Twiga Meals, certainly one of Kenya’s most funded e-commerce startups, is quickly suspending its Nairobi operations for 2 months as a part of what the corporate calls “the ultimate stage” of its ongoing enterprise overhaul.
The transfer follows months of inside restructuring, acquisitions, and layoffs to chop prices and shift to a leaner, extra data-driven distribution technique. In an announcement on Thursday, Twiga mentioned the operational break will enable it to relocate from its present distribution hub at Tatu Metropolis in Kiambu County—the place it has been negotiating a brand new lease with the owner—to a extra strategically positioned facility nearer to Nairobi.
Twiga is weighing choices in Baba Dogo, Mombasa Street, and Syokimau, the corporate instructed TechCabal.
Twiga’s pause in its Nairobi operations is the most recent indication of stress from buyers and market realities forcing it to recalibrate its as soon as capital-intensive provide chain mannequin. After buying native distributors Jumra, Sojpar, and Raisons, Twiga now manages eight distribution centres throughout Central, Coast, and Western Kenya, however is avoiding additional infrastructure funding within the capital.
The shift indicators a transfer towards an asset-light method, centered on centralising operations and leveraging know-how to optimise stock, reduce transportation prices, and higher serve small retailers.
Regardless of elevating over $180 million in funding over a number of funding rounds, Twiga’s enterprise mannequin has did not show scalable within the Kenyan market, in keeping with three former staff who spoke with TechCabal. The previous staffers, who requested anonymity to talk freely, mentioned Twiga took too lengthy to desert its capital-heavy method for an asset-light technique centered on tech-enabled matchmaking between farmers, suppliers, and distributors, slightly than proudly owning logistics or stock.
“We had been burning cash making an attempt to do all the pieces, farming, warehousing, and deliveries,” mentioned one of many ex-employees.
The corporate instructed TechCabal on Could 16 that it’s realigning its operational construction resulting from shifting market calls for.

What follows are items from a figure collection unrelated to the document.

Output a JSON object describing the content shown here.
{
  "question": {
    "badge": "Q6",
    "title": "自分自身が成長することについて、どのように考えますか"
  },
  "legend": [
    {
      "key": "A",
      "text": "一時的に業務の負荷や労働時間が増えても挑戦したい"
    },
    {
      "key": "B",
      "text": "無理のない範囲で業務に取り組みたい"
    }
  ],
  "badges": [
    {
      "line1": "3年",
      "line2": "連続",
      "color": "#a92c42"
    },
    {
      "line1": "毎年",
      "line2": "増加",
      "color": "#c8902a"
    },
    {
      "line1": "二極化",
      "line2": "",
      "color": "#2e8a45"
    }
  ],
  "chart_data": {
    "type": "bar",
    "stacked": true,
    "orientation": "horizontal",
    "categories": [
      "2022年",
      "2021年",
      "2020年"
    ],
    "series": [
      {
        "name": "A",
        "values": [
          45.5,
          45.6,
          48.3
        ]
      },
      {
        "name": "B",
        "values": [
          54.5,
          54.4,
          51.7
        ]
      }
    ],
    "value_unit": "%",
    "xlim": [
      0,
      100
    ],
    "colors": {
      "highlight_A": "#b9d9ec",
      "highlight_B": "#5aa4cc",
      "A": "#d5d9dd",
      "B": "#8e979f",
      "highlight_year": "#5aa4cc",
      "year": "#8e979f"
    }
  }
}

Kenya’s B2B meals distribution relies upon closely on a community of regional hubs and last-mile supply to achieve hundreds of small retailers throughout city and rural areas.
Managing this complicated provide chain requires balancing stock, transportation prices, and well timed deliveries, challenges that Twiga promised to handle by centralising key features and utilizing extra data-driven operations. The corporate nonetheless claims it’s dedicated to this purpose, saying higher tech and knowledge will assist enhance effectivity and preserve costs down.
Twiga believed in its authentic mannequin of managing meals distribution from farmers to city retailers, anticipating that full management of the provision chain would ultimately give it a aggressive edge. That conviction, in keeping with two different ex-employees, stored the corporate from making vital strategic changes till 2025.
One particular person with direct data of Twiga’s operations instructed TechCabal that persistent losses stem from mismanagement within the logistics and provide chain departments. These issues have strained efficiency over time, resulting in important job cuts in these areas.
“The provision chain division was mismanaged and price Twiga some huge cash,” the particular person mentioned, with out disclosing how a lot Twiga was burning month-to-month at the moment.
But the repeated layoffs expose the stress between Twiga’s guarantees and its present actuality. Reducing lots of of provide chain roles undercuts its earlier imaginative and prescient of constructing a stronger, tech-powered distribution system and raises questions on how a lot of that work will now depend upon third-party companions slightly than Twiga’s groups.
“The inner reorganisation impacts a sure variety of roles, primarily inside provide chain features,” Twiga mentioned in an announcement to TechCabal.
The assertion confirms the authenticity of the leaked Undertaking Easter doc—which Twiga had not disputed—which confirmed that provide chain roles would undergo essentially the most.
The startup’s final main funding spherical was a $35 million convertible observe in 2023, and insiders say buyers have been pushing for tighter self-discipline on prices and operations. With the Nairobi pause, Twiga hopes that consolidating its infrastructure and enhancing its tech capabilities will present it the soundness it must regain its footing and stay related in Kenya’s retail market.